My gardening heros, the Davises from Denver, used to send me homemade jars of rhubarb in exchange for some favor or another.
I don't remember the chore, but I do remember the treat: that nearly chalky, stringy goop with a sour/sweet flavor that reminds me so much of springtime in the North Country.
I know, sounds delish, right? But no, it is.
Consulting my notes, I see that it took me until 2017 to put in rhubarb plants at the Farm. It takes them a couple of years to get their feet under them, but they've done quite well. Enough for us to have a half dozen or so desserts in the last couple of years.
But is that really enough Rheum rhababarum? No.
Still, it was an extra surprise bonus that we acquired another patch of rhubarb this past summer.
The nearest small town (pop. 650 people) did earn a mention in a Neil Young song, but frankly, the Would-Be Farm is located somewhere just this side of Beyond. The wild-and-wooly frontier nature of the place is mostly lovely, but it does have the occasional drawback.

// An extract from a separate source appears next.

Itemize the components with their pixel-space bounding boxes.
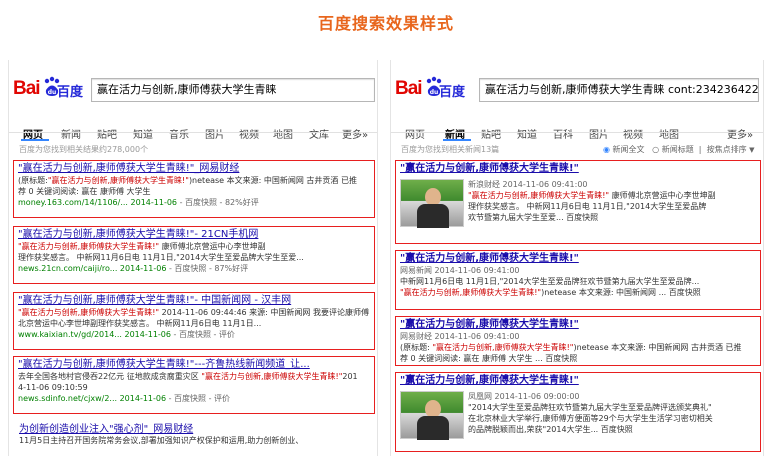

For instance, our former neighbors just to our north...nice folks, perhaps, but considerably more gun-happy than makes us entirely comfortable. Sure, fire your gun at a target, a varmint, dinner. But random gunfire? Combined with a LOT of empty bottles and very loud (and frankly awful) 1970's rock'n'roll? Oh boy.
So for the past couple of years, when these neighbors were in residence, my favorite skipper and I simply avoid the north section of that one field. Discretion being the larger part of not catching a piece of lead.
It's not generally part of the culture out there near Beyond to call the coppers. Or at least not until things have escalated to the sort transgression that does deliberate physical harm. Holding a hootenanny at midnight on a Tuesday, well that's annoying, but live and let live. Letting your toddlers run loose at night –– well, that goes too far.
Anyhoo. Those lively neighbors with the large supplies of ammo moved along, leaving a "For Sale" sign behind them.
Things sometimes work themselves out.
Which is how the Would-Be Farm grew a little over the summer. We gained an additional 40 or so neglected old apple trees, an open field, and a honking big patch of rhubarb.